The raster scan system used in most television and computer monitor cathode ray tube displays provides horizontal and vertical scanning in what is ideally a generally rectangular linear scan pattern. In most displays, the horizontal scan system runs at a substantially greater frequency than the vertical scan system providing a plurality of sequential vertically displaced horizontal scan lines which fill out a complete raster scan of the display. Several practical considerations and limitations provide obstacles to the completely linear uniform scanning of the cathode ray tube. For example, the basic geometry of cathode ray tube themselves creates geometric distortions in that the faceplate generally defines a radius of curvature which is substantially greater than the distance than the scanned CRT faceplate and the effective center of deflection or bending of the scanning electron beams. This is particularly true of cathode ray tubes used in computer monitors which provide flat or nearly flat display screens. In addition to basic geometry problems found in the cathode ray tube itself, the deflection scanning systems of the display are seldom, if ever, perfectly linear and thus create nonlinearity themselves which contribute to the overall lack of linearity and correct geometry of the raster scan.
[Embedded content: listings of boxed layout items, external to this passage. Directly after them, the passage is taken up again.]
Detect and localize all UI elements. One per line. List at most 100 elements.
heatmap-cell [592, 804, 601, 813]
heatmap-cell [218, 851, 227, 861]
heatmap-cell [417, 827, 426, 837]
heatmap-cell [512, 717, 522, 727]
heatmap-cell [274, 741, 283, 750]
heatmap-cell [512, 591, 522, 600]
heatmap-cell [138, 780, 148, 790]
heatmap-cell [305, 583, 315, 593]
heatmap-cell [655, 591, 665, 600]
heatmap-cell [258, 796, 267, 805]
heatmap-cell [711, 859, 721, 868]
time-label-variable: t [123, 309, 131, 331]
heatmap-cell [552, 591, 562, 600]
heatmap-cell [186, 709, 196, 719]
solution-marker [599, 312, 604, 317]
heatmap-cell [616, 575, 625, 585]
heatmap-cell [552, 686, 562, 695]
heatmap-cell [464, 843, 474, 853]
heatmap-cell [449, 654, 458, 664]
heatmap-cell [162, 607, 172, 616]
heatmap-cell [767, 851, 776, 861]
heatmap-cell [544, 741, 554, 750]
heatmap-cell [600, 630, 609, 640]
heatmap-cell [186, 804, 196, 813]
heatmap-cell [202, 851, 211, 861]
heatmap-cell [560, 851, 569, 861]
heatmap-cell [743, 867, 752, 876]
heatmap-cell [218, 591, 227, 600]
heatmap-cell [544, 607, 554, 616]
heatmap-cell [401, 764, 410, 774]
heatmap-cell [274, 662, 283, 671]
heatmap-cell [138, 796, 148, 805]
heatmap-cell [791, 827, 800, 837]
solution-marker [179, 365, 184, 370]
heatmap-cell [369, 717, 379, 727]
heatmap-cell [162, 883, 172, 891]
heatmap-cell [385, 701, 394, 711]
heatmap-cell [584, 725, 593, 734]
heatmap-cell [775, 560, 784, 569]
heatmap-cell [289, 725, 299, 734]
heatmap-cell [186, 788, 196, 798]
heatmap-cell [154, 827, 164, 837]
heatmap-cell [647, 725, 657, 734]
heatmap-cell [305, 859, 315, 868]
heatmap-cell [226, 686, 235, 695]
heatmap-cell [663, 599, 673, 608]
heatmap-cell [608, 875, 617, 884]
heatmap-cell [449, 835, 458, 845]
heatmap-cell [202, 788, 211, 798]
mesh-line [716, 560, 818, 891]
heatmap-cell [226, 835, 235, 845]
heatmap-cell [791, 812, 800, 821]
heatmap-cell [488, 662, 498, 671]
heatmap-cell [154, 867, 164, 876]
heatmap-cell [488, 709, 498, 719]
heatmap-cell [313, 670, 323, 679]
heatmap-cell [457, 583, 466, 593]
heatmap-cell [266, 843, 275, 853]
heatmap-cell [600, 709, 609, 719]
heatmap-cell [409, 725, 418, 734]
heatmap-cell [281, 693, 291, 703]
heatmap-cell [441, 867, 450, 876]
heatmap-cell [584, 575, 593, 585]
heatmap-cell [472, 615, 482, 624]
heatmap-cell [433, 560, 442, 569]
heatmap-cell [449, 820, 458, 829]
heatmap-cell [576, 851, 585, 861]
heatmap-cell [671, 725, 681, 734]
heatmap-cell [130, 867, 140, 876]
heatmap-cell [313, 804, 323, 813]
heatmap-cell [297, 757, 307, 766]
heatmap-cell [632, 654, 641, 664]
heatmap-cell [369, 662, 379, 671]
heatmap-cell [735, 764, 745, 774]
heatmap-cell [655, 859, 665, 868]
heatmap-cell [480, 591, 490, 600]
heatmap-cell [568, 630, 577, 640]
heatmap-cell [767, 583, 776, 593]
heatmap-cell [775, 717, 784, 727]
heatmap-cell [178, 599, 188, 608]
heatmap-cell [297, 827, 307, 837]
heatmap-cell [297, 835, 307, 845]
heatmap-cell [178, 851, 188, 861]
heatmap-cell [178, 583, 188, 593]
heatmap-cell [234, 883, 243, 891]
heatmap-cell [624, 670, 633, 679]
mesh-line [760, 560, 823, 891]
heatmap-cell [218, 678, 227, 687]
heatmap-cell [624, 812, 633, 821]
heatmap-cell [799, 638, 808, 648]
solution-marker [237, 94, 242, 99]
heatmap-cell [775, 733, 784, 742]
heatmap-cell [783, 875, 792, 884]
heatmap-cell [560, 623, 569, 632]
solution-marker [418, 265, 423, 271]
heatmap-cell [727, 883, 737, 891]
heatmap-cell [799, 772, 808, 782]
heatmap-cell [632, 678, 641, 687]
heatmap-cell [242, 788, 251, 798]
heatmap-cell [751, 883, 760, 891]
These geometry problems give rise to a variety of distortions which, for example, includes the well known pincushion distortion, barrel distortion and trapezoidal or keystone distortion. To correct such problems, practitioners in the art have provided systems which develop geometry correction signals. Such correction signals are provided at either or both the horizontal and vertical scan rates and are used to modify the deflection system scan signals and achieve correction.
For example, the above-mentioned pincushion correction is compensated or corrected by imposing a vertical rate amplitude change upon the horizontal scan drive signal amplitude which is minimal at the top and bottom of the raster and maximum at the center. Barrel distortion is the converse of pincushion distortion and is corrected by applying a vertical rate amplitude change upon the horizontal scan system which is maximum at the top and bottom of the raster and minimum at the center. Similar corrections are derivable for other geometric distortions. In most display systems and in particular the exacting art of computer monitor displays, a single correction is insufficient and a number of corrections simultaneously operative are required to achieve a linear or nearly linear display. Such systems have been provided and have enjoyed different levels of success. However, such correction systems are often complex and subject to their own limitations as to linearity and signal handling capability. Thus, there remains a continuing need in the art for evermore improved and effective geometry correction systems for cathode ray tube displays.
Accordingly, it is a general object of the present invention to provide an improved geometry correction system. It is a more particular object of the present invention to provide an improved geometry correction waveform synthesizer.